NEW YORK (Reuters) - U.S. mutual-fund investors sprinted out of domestic stocks at the fastest pace in nine weeks as trade talks seemed to deteriorate and social media executives were grilled by lawmakers, Investment Company Institute (ICI) data showed on Wednesday.
Mutual fund investors pulled $8.1 billion from domestic stock funds during the week ended Sept. 5, while exchange-traded funds (ETFs) focused on the same market attracted $1.1 billion, the trade group said.
ETFs are heavily trafficked by quick-trading investors while mutual funds are more exclusively used by long-term retail investors.
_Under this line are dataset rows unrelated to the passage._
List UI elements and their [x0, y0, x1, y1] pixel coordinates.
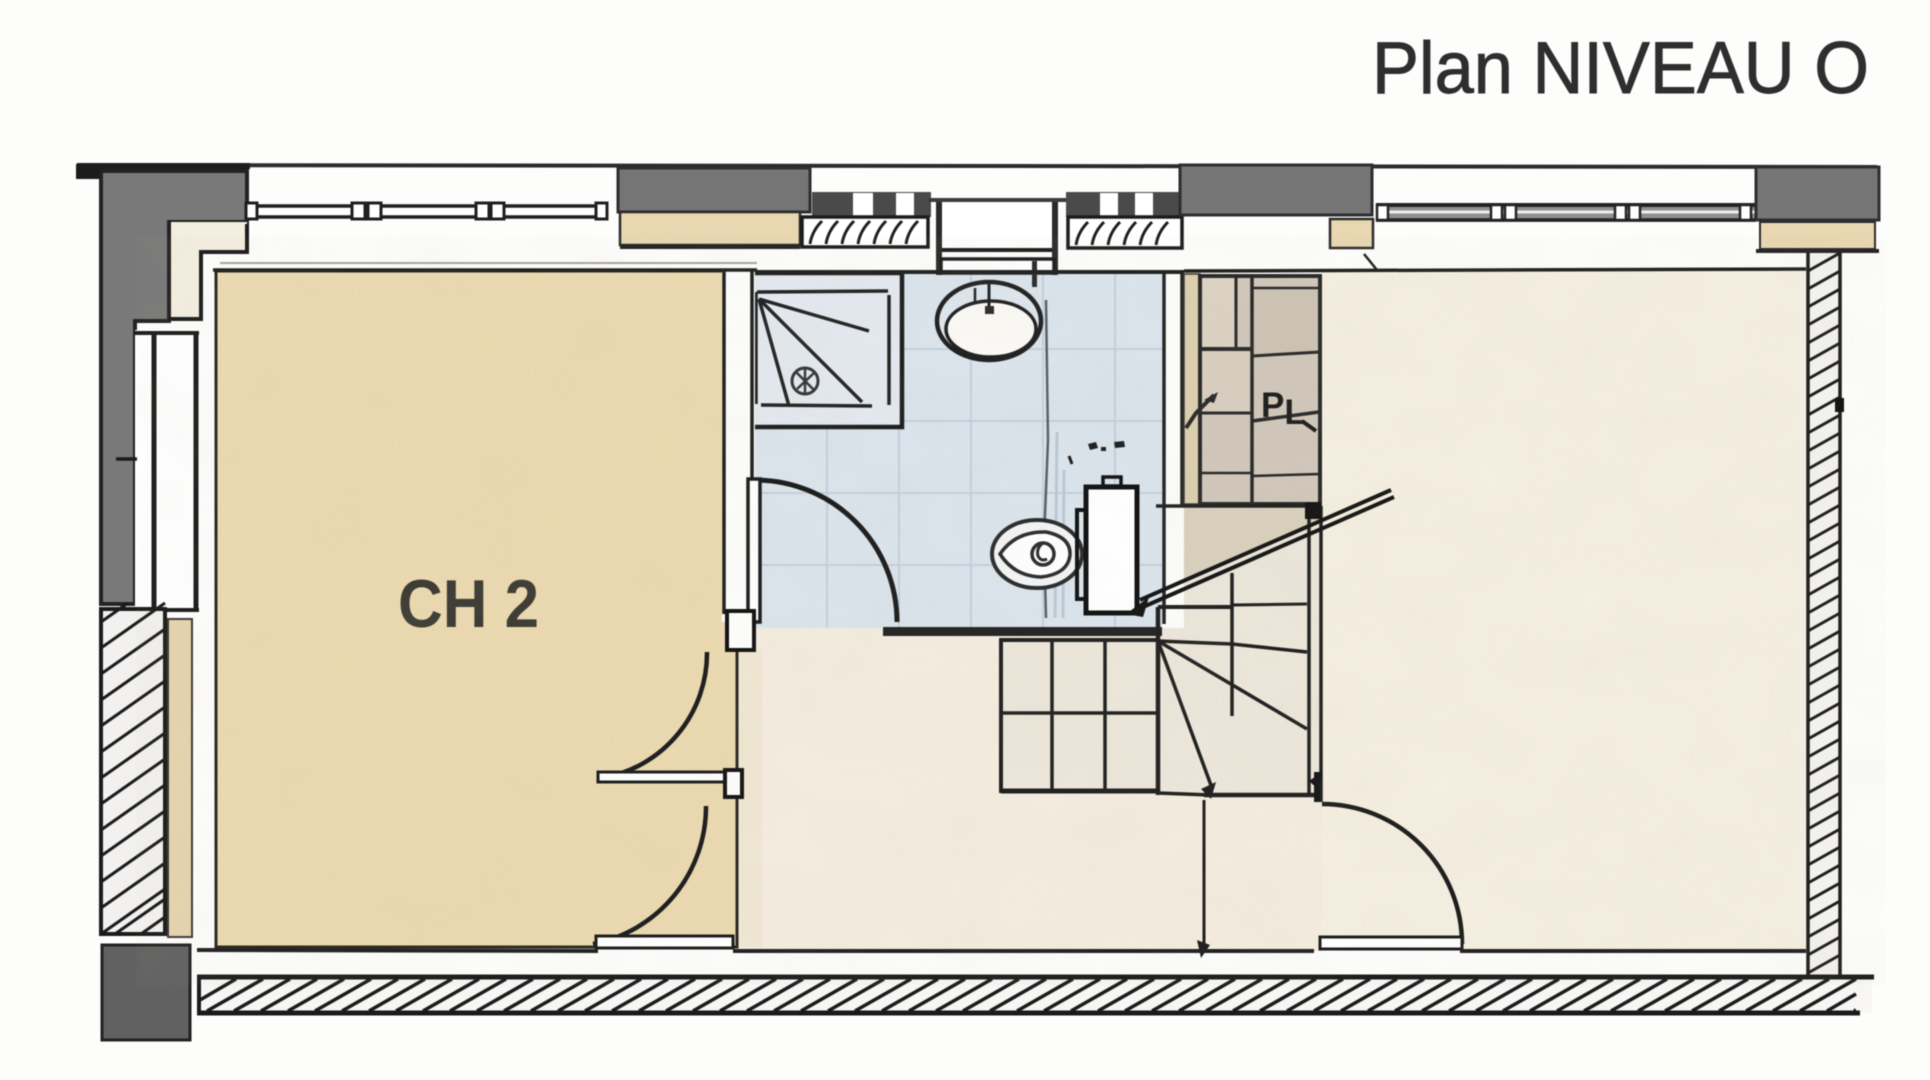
svg-text:Plan NIVEAU O: Plan NIVEAU O	[1372, 28, 1869, 109]
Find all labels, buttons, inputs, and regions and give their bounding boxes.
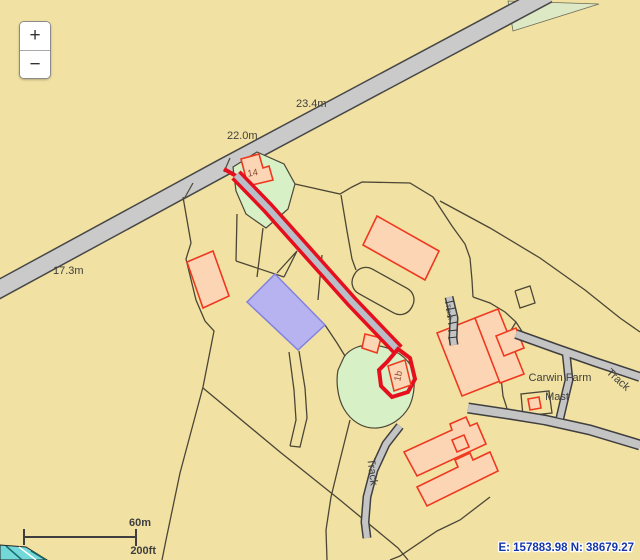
zoom-in-button[interactable]: + [20, 22, 50, 50]
scale-imperial-label: 200ft [130, 545, 156, 557]
mast-building [528, 397, 541, 410]
coordinate-readout: E: 157883.98 N: 38679.27 [498, 542, 634, 554]
mast-label: Mast [545, 391, 569, 403]
building-1b-label: 1b [392, 370, 405, 383]
contour-label-17: 17.3m [53, 265, 84, 277]
zoom-out-button[interactable]: − [20, 50, 50, 78]
map-application: 23.4m 22.0m 17.3m 14 1b Carwin Farm Mast… [0, 0, 640, 560]
map-canvas[interactable]: 23.4m 22.0m 17.3m 14 1b Carwin Farm Mast… [0, 0, 640, 560]
contour-label-22: 22.0m [227, 130, 258, 142]
contour-label-23: 23.4m [296, 98, 327, 110]
scale-metric-label: 60m [129, 517, 151, 529]
zoom-control: + − [19, 21, 51, 79]
building-14-label: 14 [247, 167, 259, 180]
farm-name-label: Carwin Farm [529, 372, 592, 384]
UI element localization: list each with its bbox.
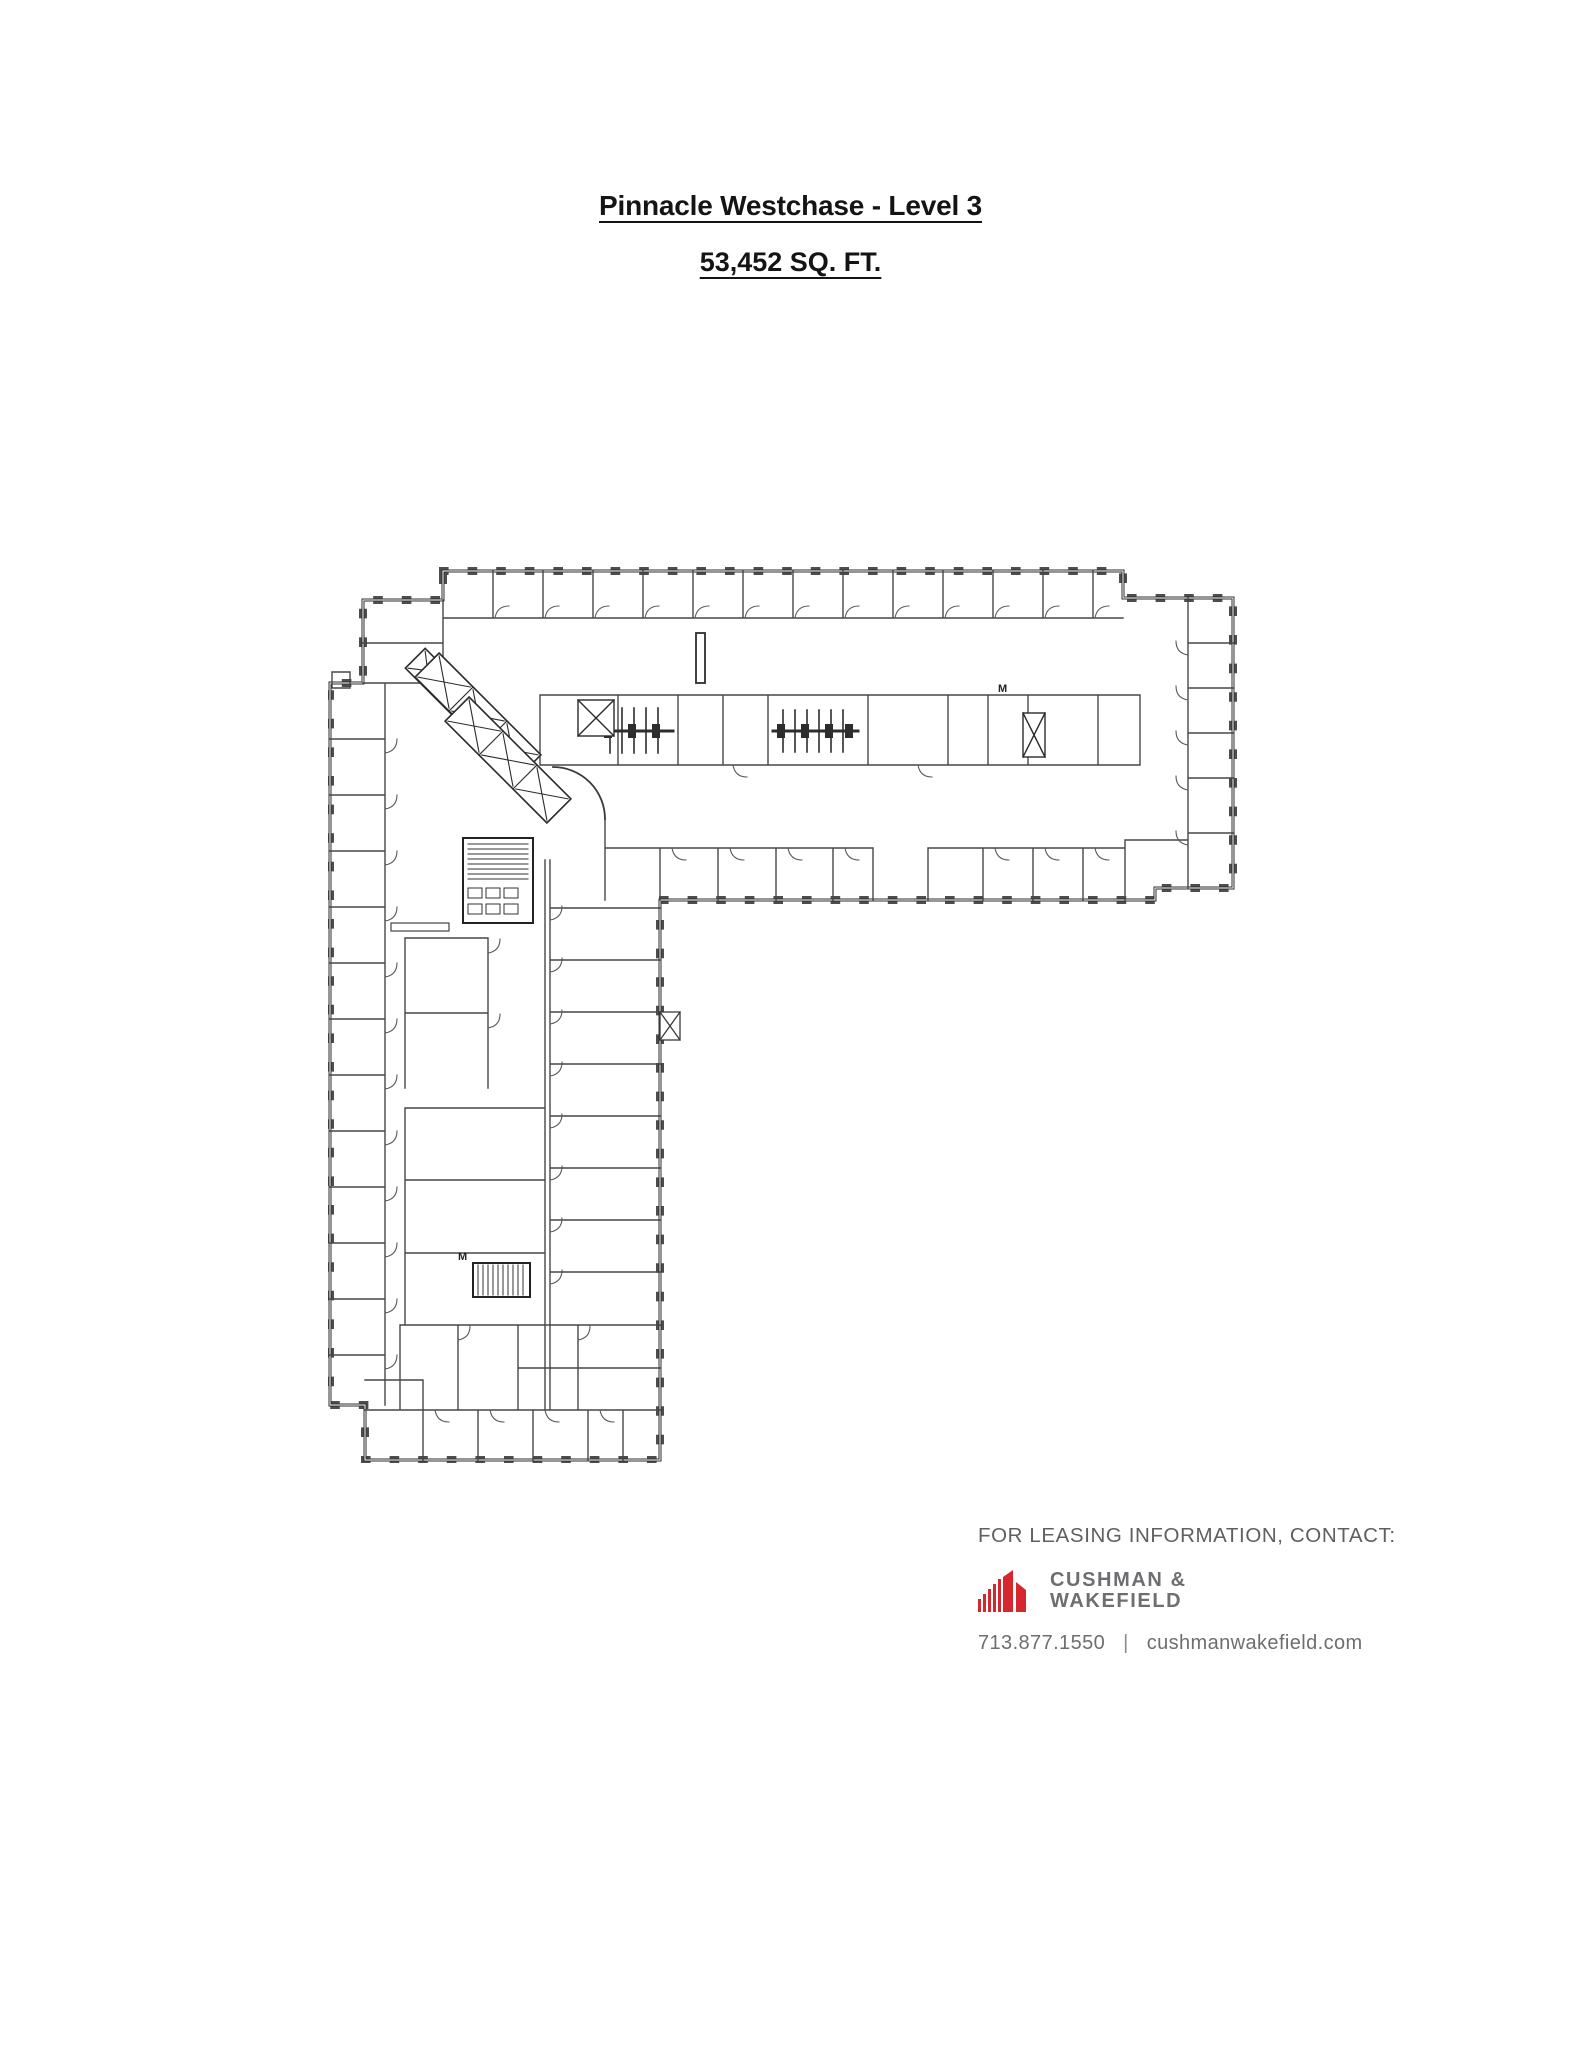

During the latest week, Canada and the United States concluded trade talks without resolution, a report suggested that the United States could impose even more tariffs on Chinese goods and Facebook Inc (NASDAQ:FB) and Twitter Inc (NYSE:TWTR) executives defended their companies before skeptical U.S. lawmakers.
Despite record-high U.S. corporate earnings, investors remain skittish around domestic stocks.
Overall, including both mutual funds and ETFs, bond funds attracted $3.5 billion, marking their 29th straight week pulling in cash. Stock funds posted $5.5 billion in withdrawals, the lowest figure in nine weeks, according to the ICI.
Closely watched bond fund manager Jeffrey Gundlach on Tuesday said global economic growth is slowing, but stopped short of calling for a recession. He said he would avoid putting new money in the market into the S&P 500 despite its relatively strong performance versus international indexes.
Commodity funds, including those invested in gold, recorded $411 million in withdrawals. It is the sixth straight week of outflows for those products and comes as a rising dollar this year has hurt demand for gold, which is priced in dollars.